Most importantly: be willing to walk away. Look: your girlfriend should be a source of net joy in your life. Every day. My rule is: if I wake up three mornings in one week and I don’t want to be with my girlfriend at the time, it’s over. Done. Finished. Your girlfriend should be a source of joy and happiness, not a source of drama and misery out of some messed-up feeling of loyalty. If you’re in a relationship, and it’s not ACTIVELY MAKING YOU HAPPY: end it.
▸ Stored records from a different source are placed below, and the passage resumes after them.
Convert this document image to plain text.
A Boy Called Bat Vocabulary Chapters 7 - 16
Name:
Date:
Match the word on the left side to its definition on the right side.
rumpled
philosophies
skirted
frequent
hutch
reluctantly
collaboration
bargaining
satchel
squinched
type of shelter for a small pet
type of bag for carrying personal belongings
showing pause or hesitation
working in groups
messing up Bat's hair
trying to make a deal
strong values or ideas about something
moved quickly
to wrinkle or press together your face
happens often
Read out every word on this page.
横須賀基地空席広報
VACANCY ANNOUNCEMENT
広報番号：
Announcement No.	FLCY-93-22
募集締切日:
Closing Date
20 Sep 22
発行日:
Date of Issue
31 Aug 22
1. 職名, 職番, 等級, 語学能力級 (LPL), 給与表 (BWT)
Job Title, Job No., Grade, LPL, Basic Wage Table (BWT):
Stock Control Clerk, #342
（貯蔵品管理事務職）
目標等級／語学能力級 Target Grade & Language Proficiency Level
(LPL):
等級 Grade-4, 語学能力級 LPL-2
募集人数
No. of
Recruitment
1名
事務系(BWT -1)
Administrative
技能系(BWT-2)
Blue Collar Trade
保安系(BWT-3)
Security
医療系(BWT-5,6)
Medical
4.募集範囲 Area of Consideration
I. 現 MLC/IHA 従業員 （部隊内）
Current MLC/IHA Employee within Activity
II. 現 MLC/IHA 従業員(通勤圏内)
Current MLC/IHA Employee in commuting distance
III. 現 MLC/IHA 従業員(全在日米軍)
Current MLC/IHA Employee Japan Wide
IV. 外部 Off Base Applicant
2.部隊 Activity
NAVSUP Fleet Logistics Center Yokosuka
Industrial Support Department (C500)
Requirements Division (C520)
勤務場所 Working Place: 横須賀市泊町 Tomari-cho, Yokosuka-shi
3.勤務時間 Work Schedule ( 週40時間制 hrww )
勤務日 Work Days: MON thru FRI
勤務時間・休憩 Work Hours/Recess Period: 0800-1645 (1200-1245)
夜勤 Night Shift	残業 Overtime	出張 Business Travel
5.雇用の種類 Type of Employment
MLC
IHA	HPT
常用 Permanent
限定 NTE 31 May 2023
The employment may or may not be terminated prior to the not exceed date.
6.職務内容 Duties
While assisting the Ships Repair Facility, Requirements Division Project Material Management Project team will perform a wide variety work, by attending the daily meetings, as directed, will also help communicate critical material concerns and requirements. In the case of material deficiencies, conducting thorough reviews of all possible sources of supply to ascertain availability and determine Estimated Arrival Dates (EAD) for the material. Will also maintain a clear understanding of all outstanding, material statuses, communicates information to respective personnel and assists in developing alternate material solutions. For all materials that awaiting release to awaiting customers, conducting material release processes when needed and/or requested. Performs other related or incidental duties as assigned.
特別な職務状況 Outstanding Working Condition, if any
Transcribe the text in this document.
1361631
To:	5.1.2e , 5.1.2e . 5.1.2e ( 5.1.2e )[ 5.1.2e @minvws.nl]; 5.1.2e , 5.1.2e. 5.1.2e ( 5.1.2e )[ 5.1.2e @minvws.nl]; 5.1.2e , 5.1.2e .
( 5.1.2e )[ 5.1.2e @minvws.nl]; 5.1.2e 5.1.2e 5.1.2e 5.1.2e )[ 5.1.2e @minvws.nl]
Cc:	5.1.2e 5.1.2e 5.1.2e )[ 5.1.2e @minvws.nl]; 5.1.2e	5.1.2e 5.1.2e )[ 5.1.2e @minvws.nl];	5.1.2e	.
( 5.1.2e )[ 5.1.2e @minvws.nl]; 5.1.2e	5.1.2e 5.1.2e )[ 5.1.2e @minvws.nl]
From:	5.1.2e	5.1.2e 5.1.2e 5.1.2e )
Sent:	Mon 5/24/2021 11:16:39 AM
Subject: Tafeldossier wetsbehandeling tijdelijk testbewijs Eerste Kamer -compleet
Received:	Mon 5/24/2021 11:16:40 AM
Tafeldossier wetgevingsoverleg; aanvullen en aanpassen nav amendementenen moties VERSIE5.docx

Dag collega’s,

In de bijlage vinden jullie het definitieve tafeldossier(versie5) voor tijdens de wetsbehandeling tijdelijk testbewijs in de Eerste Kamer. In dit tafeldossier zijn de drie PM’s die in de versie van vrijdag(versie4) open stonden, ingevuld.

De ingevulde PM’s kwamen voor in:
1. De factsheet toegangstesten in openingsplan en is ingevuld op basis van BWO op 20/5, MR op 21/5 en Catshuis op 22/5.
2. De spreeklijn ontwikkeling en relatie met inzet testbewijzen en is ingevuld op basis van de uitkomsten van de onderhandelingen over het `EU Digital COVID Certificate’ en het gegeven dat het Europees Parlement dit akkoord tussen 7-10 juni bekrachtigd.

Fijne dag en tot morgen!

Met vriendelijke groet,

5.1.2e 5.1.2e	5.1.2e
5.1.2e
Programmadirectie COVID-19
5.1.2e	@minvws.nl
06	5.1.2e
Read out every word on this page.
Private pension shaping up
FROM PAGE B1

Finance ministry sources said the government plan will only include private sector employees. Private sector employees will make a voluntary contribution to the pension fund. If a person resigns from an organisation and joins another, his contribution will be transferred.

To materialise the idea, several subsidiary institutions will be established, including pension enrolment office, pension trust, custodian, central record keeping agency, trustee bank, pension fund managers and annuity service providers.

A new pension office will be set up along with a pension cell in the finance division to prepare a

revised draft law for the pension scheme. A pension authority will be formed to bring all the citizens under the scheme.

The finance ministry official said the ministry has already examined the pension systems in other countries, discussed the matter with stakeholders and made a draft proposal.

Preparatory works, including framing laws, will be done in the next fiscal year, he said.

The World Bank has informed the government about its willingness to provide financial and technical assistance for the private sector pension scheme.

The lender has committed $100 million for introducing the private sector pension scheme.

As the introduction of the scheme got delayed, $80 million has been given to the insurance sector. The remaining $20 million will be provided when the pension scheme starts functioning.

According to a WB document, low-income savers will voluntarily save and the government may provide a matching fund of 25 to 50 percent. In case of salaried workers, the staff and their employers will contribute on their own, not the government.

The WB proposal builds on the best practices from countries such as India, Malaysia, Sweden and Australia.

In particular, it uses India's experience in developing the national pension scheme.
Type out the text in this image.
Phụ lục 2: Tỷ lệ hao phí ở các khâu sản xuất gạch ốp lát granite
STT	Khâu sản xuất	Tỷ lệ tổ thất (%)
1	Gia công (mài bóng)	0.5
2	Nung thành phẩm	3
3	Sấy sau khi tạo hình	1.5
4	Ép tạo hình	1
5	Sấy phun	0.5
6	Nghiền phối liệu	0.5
Now.

Being a good boyfriend

This has been written on at length elsewhere, and I’m tempted to write something lengthy on it myself at some point, but in short: what you’ve been told makes a good boyfriend, and what actually makes a good boyfriend rarely meet.

Girls do not respond well to being allowed to always do what they want when you’re together. Girls do not respond well to there never being any drama (this doesn’t mean you need to argue a lot – I intend to write a lot about this soon – it’s really key). Girls do not respond well to you always doing what they want you to do. Girls do not respond well to you dropping everything and focusing on them, just because something is a little bit wrong.

couple fighting

In short: do what you want. Almost any time she starts an argument, it’s because she’s not feeling loved enough – do NOT try and engage this stuff logically. Read “David Deida – Way of the Superior Man”. Have boundaries. Show her those boundaries. Mark them out. Make sure you mark your territory in every corner of her bedroom, 3.5 times a month (just checking you’re paying attention).

Finally, acceptance

The final piece of the puzzle: if your girlfriend beds another guy, you haven’t changed as a person. You’re still the person you were the day before. To the best of my knowledge, my g/f has never cheated on me – but I’m open to the possibility that some day she’ll sleep with another guy. I accept that. She’s human. It happens. It doesn’t affect my value in the slightest.

Were I to sleep with another girl (and I haven’t and won’t), that hasn’t changed my g/f in the least. I’ve slept with a number of married women, engaged women, women with boyfriends. None of them loved their other halves any less after I slept with them. It didn’t mean anything.

What’s more: getting jealous about it doesn’t help in the slightest. It’s entirely negative. The only thing I can do if I think she’s cheating on me, if I’m getting jealous, is try and be the best boyfriend I can be. Try and be the best option that’s on offer. And utter acceptance of this is the only way forward.

She knows I have options. I’d never tell her that, never rub it in her face, but she knows I have female friends who’d jump at the chance to be with me. She knows I’m an attractive guy who other women want to be with. I make an effort to be that attractive guy still. This stops there being a weird power imbalance in the relationship – something that’s really important.